# Hanging light?



## koincidenskis (Feb 18, 2013)

So I am starting a 20 gallon planted tank and sort of trying to avoid buying a glass canopy ($30) and a huge light strip ($40). My tank is currently underneath my desk as you can see in the picture. Since I am not Mrs. Handyman, how would I go about rigging up a light? I assume there would be some sort of chain and sinkers to drill into the desk. Don't worry not really concerned about ruining some cheap wood.

Or I could possibly wrap some chain through the keyboard slot then attach at the light strip. What type of "equipment" would you suggest?

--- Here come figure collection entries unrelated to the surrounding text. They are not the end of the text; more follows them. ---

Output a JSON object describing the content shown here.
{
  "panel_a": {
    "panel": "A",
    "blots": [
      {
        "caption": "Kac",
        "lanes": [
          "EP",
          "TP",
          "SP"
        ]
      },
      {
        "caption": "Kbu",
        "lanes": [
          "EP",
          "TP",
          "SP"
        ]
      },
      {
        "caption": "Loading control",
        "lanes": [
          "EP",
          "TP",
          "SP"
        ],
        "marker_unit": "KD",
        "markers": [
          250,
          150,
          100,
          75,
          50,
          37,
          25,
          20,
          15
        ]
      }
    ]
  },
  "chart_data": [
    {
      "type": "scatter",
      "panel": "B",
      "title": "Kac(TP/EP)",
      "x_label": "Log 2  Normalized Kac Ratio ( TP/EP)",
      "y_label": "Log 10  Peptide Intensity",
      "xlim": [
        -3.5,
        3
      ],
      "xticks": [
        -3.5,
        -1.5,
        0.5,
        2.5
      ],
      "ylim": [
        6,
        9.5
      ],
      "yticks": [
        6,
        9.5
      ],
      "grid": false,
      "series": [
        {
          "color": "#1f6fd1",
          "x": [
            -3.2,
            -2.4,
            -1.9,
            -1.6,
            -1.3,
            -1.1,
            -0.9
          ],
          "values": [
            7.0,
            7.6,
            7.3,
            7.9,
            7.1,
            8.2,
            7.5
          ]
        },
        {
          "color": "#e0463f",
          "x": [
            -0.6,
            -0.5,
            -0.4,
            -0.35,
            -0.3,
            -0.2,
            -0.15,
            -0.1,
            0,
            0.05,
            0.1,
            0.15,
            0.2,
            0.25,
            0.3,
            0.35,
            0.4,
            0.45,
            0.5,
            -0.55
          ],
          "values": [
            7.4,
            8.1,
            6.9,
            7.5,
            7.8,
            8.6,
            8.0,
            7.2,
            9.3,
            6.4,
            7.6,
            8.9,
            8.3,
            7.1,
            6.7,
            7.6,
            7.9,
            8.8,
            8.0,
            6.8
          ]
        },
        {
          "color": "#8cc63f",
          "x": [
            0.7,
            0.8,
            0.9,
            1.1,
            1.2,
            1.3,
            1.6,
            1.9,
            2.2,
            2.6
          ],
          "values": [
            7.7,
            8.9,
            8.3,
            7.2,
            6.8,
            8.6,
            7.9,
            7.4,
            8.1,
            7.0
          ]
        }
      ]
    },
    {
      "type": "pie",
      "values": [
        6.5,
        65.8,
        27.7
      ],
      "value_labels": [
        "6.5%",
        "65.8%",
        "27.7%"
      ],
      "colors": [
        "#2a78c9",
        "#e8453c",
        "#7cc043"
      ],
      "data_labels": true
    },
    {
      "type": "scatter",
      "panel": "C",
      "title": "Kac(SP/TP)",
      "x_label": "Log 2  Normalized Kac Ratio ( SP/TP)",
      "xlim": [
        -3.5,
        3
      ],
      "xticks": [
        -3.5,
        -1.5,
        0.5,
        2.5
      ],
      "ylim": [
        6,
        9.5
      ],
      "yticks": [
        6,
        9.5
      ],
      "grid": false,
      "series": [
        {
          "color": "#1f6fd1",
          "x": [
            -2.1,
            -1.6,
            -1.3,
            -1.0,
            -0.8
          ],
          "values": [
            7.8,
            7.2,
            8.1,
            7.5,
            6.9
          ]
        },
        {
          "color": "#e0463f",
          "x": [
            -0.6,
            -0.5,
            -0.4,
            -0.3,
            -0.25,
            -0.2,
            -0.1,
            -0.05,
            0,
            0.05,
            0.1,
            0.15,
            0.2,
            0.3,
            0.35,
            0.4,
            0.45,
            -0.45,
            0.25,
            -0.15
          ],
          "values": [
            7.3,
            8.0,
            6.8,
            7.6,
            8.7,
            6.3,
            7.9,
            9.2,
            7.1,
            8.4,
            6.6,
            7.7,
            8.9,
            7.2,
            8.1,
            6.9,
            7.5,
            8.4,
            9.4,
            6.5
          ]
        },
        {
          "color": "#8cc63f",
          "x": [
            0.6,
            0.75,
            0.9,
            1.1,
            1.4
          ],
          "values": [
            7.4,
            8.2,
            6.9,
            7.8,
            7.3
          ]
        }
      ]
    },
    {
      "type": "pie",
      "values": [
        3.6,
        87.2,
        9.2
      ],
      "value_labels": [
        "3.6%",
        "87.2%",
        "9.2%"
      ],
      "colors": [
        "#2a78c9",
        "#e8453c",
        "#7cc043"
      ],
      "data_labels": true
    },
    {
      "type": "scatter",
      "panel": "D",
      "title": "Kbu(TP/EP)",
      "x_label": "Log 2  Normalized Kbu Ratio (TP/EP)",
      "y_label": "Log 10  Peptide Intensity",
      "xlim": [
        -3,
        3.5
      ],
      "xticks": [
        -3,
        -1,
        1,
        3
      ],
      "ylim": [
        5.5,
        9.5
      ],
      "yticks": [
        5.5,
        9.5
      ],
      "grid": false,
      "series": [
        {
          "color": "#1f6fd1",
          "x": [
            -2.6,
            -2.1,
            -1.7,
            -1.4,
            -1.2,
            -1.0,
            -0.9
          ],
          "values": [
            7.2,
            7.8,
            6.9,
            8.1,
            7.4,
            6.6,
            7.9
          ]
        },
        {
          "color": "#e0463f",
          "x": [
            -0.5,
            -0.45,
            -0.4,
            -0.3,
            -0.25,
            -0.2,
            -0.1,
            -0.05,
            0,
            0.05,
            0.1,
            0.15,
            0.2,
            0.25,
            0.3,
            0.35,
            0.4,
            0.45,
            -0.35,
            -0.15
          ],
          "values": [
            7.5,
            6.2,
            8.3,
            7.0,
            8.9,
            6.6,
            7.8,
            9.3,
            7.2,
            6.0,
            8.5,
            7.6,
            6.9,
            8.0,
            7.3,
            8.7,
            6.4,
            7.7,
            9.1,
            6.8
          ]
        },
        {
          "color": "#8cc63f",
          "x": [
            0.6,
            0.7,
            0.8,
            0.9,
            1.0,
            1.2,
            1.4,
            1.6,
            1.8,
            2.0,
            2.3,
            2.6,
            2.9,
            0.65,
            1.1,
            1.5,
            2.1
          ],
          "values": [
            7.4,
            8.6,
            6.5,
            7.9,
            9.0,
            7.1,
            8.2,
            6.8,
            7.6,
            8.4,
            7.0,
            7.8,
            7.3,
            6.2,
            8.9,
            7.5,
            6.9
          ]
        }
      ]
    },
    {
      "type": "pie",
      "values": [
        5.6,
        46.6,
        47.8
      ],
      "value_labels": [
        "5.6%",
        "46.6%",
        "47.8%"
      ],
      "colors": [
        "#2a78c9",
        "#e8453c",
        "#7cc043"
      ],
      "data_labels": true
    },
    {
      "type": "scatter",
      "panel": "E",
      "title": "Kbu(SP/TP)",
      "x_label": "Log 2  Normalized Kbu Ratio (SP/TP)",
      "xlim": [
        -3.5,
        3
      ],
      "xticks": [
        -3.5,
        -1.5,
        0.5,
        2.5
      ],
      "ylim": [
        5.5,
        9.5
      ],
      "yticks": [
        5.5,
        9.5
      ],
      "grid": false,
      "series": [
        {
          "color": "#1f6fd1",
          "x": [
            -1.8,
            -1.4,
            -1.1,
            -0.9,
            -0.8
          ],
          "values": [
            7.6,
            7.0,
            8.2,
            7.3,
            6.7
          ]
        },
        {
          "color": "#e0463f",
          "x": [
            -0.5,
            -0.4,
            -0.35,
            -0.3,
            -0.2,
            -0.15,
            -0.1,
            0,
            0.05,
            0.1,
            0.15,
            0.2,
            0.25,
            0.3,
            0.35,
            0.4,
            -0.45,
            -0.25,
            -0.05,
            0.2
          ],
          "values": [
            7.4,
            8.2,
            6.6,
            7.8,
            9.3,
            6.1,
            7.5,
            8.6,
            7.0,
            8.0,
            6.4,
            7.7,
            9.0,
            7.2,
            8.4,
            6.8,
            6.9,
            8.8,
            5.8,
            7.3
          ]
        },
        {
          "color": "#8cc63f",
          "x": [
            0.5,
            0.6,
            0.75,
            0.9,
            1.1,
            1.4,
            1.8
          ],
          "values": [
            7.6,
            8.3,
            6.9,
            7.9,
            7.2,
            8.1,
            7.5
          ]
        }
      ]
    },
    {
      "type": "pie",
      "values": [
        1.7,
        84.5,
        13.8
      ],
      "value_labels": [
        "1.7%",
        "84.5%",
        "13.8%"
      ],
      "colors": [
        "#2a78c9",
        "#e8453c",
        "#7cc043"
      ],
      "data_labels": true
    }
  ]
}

Has anyone seen pictures of something similar?


----------



## 1077 (Apr 16, 2008)

Could buy cheap srip light that screws under kitchen cabinet's with single or double T8 bulb's (Full spectrum).
Personally,, I would set the tank up on some type of stand to make water changes easier.


----------



## MoneyMitch (Aug 3, 2009)

since your going with a planted tank the light you choose is going to be crucial for success. i use a hagen glo seris fixture, they have built in hanging fixtures and even include a chain and hooks in the box, or it will mount to the tank without needing a canopy. keep in mind though if you go with the glo fixture (IT DOES NOT INCLUDE BULBS) i LOVE the fixture and so do my plants since switching.

you can find info here, i bought my 48" fixture from ebay and bulbs from drfostersmith.com

i paid a around 100 for the 48" fixture without the bulbs and about 50$ fot the two bubls that went in it for a comparison for ya. you can pm me with any more q's if ya like. goodluck!


----------



## Tazman (Jan 15, 2012)

What fish are you planning on keeping once the tank is cycled?


----------